As happy as they have been in their current roles, executive leaders often reach a point in their careers when they are ready for a growth position with a different company. But after spending years building a strong organization and driving the business forward, they want their initiatives and improvements to have a lasting effect. That’s what makes succession planning such a critical—if often overlooked—last step for a great leader.
Succession planning does much more than facilitate a smooth transition. It is your opportunity to set the stage for the success of the next person at the helm—and to ensure your organization does not need to spend months rebuilding, and perhaps inadvertently undoing, your work.
The tenets of succession planning
Succession planning has six core steps, and it’s important to follow them in this exact order:
Find the right successor: Your priorities—as well as your organization’s—will determine the qualities you want in your successor. Should you hire for experience, skills, leadership qualities or other attributes? Each company’s requirements are different. Your answers to these questions will shape your executive search.
Transfer of ownership: Some of your projects in progress may not have any written processes and protocols for transfer of ownership. These include not only typical handoffs, such as systems access, but also an inventory of your initiatives and programs. Drawing the organizational roadmap will help your successor understand the vision.
Initial tasks: A leader has limited influence without political capital. Personal introductions to internal peers, welcome letters to employees and various other meet-and-greet activities help you transfer your political capital to the new executive.
Relationship handoffs: After the initial internal introductions, it is important to focus as much as possible on the external forces. These include your strategic partners, vendors, suppliers, customers and industry peers. This step continues the transfer of capital, with the focus on outside relationships.
Annual tasks: During this phase, you inform the incoming leader about the various annual responsibilities, such as operating budget development, operating team reviews, program recertifications and initiative execution.
Recurring tasks: This is where you can dig deeper into the daily, nitty-gritty details of how annual tasks and other processes get executed. Although it may feel you are too far down into weeds, this thorough analysis ensures that the recurring tasks are consistent with the annual goals and overarching vision.

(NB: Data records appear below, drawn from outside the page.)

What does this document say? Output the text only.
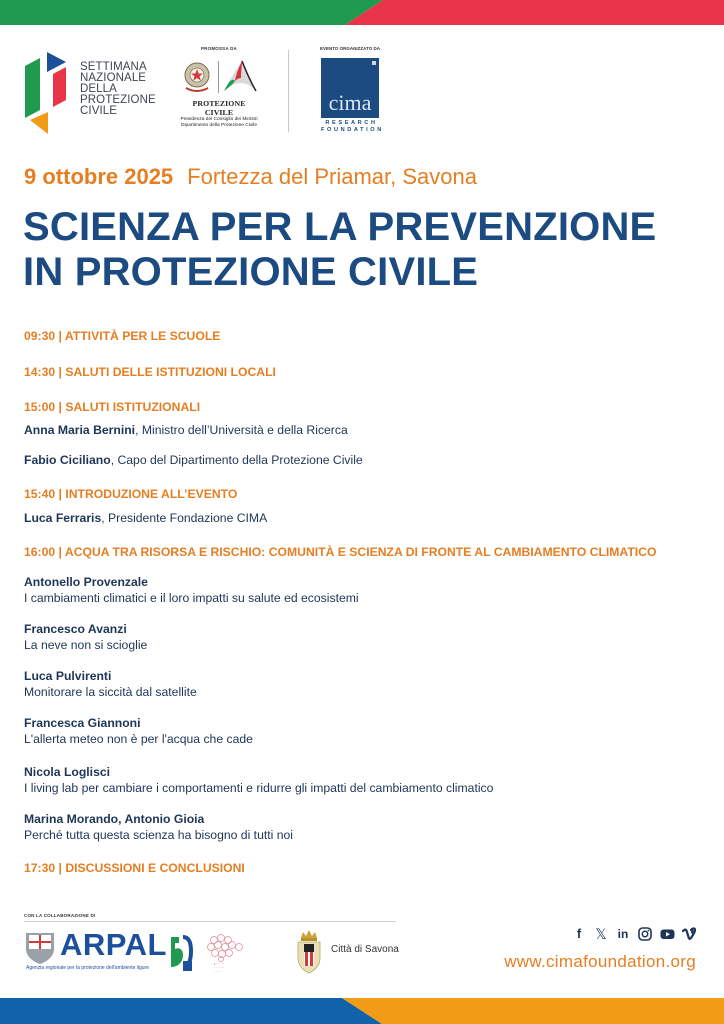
SETTIMANA
NAZIONALE
DELLA
PROTEZIONE
CIVILE
PROMOSSA DA
PROTEZIONE CIVILE
Presidenza del Consiglio dei Ministri
Dipartimento della Protezione Civile
EVENTO ORGANIZZATO DA
cima
RESEARCH
FOUNDATION
9 ottobre 2025 Fortezza del Priamar, Savona
SCIENZA PER LA PREVENZIONE
IN PROTEZIONE CIVILE
09:30 | ATTIVITÀ PER LE SCUOLE
14:30 | SALUTI DELLE ISTITUZIONI LOCALI
15:00 | SALUTI ISTITUZIONALI
Anna Maria Bernini, Ministro dell’Università e della Ricerca
Fabio Ciciliano, Capo del Dipartimento della Protezione Civile
15:40 | INTRODUZIONE ALL’EVENTO
Luca Ferraris, Presidente Fondazione CIMA
16:00 | ACQUA TRA RISORSA E RISCHIO: COMUNITÀ E SCIENZA DI FRONTE AL CAMBIAMENTO CLIMATICO
Antonello Provenzale
I cambiamenti climatici e il loro impatti su salute ed ecosistemi
Francesco Avanzi
La neve non si scioglie
Luca Pulvirenti
Monitorare la siccità dal satellite
Francesca Giannoni
L'allerta meteo non è per l'acqua che cade
Nicola Loglisci
I living lab per cambiare i comportamenti e ridurre gli impatti del cambiamento climatico
Marina Morando, Antonio Gioia
Perché tutta questa scienza ha bisogno di tutti noi
17:30 | DISCUSSIONI E CONCLUSIONI
CON LA COLLABORAZIONE DI
ARPAL
Agenzia regionale per la protezione dell'ambiente ligure
• · · · ·
· · · · ·
· · · ·
Città di Savona
f	𝕏 in
www.cimafoundation.org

How much time you spend on each step depends on your garden leave or notice of impending departure. If you are working within a short window, the two most important tenets to focus on are finding the right successor and handing off external relationships.
Identifying the most important qualities for a successor
Your priorities determine which qualities you want to see in the next leader—but other stakeholders in the hiring process may have their own goals. You are likely looking for someone who can cure certain deficits, while the hiring manager or committee may be looking for the best skill sets. Fulfilling both these visions can be a balancing act, but by driving the process, you can exercise a greater influence on the final candidate selection.
The primary qualities to look for include:
- Leadership skills — leaders have an ability to listen and be responsive, as well as to inspire and motivate.
- Organizational skills — every organization has some level of politics that the leader needs to navigate and influence.
- Relevant knowledge and experience — the executive needs a certain level of technical prowess and industry background.
- Cultural fit — look for a leader who can either augment your culture or disrupt it, depending on what your organization needs.
Besides these top qualities, consider secondary ones, such as:
- Management skills to oversee projects and programs
- Administrative skills to develop and manage budgets
- Change-management skills to usher the organization through changes
- Outside knowledge and experience to be innovative
The key to success: smart relationship handoffs
Every leader relies on strong relationships with both internal and external stakeholders. Internally, you transfer some of your political capital during the initial tasks phase as you introduce the new leader to your teams. For example, when Ashan Willy was recently appointed the new Proofpoint CEO, the outgoing chief, Gary Steele, emailed a personal introduction to all employees. In this email, he expressed confidence that Ashan is the right person to lead our company in its next phase of growth while carrying forward Proofpoint’s “culture of authenticity, innovation and execution.”
Next, the external handoff is even more important because it will determine the new leader’s success. Your replacement needs good working relationships with suppliers, vendors, partners and customers—especially when something goes wrong. Another important category is the possession or development of relationships with industry peers, including competitors. A successor coming from the same field would have already built these connections, but someone from a different industry will need your help.
External relationship handoff is critical because no one can control outside factors. Internally, a leader can play the political game and leverage that political capital. But influencing outsiders requires managing with authority—and often that is the more difficult challenge.
Thoughtful succession planning is a sign of a great leader. Your organization has helped you grow professionally and personally, giving you invaluable experience. Now it is your turn to ensure that you are leaving it ready to move forward and grow.
And when you’re looking for your next growth position, pay attention to the succession process at the company you’re considering. See if it is following the tenets of succession planning and is as invested in your future success as you are.